Duperreault, the onetime right hand man to Maurice “Hank” Greenberg, has been on Icahn’s radar for just over a year, with the billionaire pitching him as a replacement for outgoing CEO Peter Hancock to members of the board and has told confidants that he considers Duperreault the perfect fit to take over the job, people familiar with the matter said.
AIG declined to comment. Duperreault could not be reached for comment. Icahn did not confirm or deny the account.
AIG has had a tumultuous six months with the firm struggling to match earnings expectations, which was most evident in their disappointing fourth quarter results.
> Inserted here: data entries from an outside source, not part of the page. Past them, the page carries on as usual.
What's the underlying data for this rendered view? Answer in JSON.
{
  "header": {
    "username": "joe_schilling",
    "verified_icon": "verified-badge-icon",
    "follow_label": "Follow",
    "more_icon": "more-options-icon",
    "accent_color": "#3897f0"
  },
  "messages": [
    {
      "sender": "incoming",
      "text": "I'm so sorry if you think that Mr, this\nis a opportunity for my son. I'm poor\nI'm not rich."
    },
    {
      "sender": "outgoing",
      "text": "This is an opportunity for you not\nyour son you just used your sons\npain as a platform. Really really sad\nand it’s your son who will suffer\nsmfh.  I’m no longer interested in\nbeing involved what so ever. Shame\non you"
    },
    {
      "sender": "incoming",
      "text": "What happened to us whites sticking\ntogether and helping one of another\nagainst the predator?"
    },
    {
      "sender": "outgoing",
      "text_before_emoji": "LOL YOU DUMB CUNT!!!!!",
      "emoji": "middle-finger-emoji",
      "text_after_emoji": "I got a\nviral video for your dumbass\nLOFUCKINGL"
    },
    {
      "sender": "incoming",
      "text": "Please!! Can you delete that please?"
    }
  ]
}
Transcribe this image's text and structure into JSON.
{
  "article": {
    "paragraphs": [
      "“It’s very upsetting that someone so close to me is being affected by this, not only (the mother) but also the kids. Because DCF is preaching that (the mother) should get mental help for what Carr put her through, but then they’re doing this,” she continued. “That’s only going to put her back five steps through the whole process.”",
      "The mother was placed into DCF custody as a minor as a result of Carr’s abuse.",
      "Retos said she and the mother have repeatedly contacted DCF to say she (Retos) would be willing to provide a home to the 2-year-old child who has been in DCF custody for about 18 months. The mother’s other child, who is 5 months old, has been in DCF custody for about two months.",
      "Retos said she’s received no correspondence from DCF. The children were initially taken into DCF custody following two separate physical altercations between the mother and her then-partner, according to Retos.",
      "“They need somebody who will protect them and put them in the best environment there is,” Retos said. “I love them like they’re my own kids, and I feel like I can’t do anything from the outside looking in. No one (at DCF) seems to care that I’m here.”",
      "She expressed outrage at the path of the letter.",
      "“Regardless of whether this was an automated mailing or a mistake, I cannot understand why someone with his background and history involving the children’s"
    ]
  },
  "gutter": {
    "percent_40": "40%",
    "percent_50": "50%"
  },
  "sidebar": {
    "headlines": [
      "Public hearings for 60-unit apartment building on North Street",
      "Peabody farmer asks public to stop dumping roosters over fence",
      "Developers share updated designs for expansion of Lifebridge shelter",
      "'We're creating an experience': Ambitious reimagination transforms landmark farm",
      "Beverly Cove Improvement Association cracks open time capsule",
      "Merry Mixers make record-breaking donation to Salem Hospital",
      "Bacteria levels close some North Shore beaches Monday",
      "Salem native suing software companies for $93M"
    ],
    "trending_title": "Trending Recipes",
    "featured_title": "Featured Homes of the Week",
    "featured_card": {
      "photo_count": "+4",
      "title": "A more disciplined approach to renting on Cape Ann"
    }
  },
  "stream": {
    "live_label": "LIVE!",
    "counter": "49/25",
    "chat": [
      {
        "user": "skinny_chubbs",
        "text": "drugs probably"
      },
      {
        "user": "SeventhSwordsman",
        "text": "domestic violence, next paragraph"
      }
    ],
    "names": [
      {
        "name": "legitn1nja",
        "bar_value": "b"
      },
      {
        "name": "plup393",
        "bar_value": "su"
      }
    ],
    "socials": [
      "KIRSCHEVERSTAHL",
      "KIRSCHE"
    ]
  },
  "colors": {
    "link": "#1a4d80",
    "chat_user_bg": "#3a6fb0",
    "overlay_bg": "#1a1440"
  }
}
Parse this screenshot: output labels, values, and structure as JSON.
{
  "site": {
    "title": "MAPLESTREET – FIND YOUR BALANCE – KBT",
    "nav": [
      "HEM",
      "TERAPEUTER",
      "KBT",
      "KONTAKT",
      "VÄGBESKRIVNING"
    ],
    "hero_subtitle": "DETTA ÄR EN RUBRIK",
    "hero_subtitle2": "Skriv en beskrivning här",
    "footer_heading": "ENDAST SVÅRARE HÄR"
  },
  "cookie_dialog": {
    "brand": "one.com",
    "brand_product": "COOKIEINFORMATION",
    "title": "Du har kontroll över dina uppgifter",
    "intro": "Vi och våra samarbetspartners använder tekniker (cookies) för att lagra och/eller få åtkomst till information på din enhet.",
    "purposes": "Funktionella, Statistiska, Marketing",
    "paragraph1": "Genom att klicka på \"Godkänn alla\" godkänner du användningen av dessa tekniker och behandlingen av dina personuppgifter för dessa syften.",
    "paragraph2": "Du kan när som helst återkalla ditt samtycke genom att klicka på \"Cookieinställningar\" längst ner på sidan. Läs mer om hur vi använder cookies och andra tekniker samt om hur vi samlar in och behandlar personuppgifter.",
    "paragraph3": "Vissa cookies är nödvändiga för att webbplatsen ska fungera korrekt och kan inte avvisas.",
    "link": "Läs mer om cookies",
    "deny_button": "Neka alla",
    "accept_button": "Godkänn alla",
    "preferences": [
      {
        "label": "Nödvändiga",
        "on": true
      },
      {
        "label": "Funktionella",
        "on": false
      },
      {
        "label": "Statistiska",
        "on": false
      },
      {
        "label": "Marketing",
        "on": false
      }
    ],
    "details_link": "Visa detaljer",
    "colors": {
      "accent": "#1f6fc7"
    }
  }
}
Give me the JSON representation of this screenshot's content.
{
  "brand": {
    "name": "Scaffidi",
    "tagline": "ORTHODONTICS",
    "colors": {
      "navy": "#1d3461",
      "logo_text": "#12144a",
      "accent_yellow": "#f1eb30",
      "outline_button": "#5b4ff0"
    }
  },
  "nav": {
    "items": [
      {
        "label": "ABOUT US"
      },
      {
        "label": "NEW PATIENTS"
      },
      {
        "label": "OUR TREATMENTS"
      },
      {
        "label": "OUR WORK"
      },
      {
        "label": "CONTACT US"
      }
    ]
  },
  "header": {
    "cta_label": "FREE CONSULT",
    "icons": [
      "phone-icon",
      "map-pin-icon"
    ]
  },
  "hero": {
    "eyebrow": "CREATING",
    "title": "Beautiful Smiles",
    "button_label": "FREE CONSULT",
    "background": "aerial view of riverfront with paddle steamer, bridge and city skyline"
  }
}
A few weeks after their fourth quarter earnings, the board was getting unhappy with the company’s performance and Hancock was forced to resign after three years on the job. He agreed to stay on until a successor was found.
Icahn, who owns a 4% stake in the company, was known to be against Hancock as CEO and said to people recently that Hancock was “someone who was trying to do brain surgery but was really a knee surgeon.”
Icahn’s embrace of Duperreault comes as some analysts say that the board of AIG brought him in to take an aggressive stance against activist investors who demand changes to company policy after they take a stake in the company.
Duperreault is the likely choice to lead the firm and his resume speaks for itself, including a two decade stint at AIG working in the company’s risk management department in 1978 and eventually becoming Executive Vice President of AIG Foreign General Insurance where he would work until 1994.
If Duperreault gets the job, he will face an uphill battle to try and right the ship.
The insurance company has paid off a nearly $185 billion U.S. government bailout extended during the 2008 financial crisis and had to sell many of its businesses to repay taxpayers. AIG’s profit margins have notably lagged behind many of the insurer’s rivals since its near collapse.
After his work at AIG, he then became the CEO of ACE Limited, an insurance and reinsurance company, until 2004 when he went into retirement.
In 2008 he was pulled out of retirement to become the CEO of Marsh & McLennan, a New York based global professional services firm with a focus on insurance brokerage and risk management consulting.
As shareholders became frustrated with the firms performance and there were calls for it to be broken up, Duperreault fixed the problem by cutting costs, strengthening the management team and acquiring smaller firms to bolster growth, including to better serve smaller U.S. companies, among other moves.
He left Marsh & McLennan in 2012 and went on to become the chairman and CEO of Hamilton Insurance Group, a Bermuda-based holding company, with principles of hedge fund Two Sigma Investments. Last year, Hamilton teamed with AIG and Two Sigma on a joint venture to sell insurance online to small businesses, using advanced data analytics.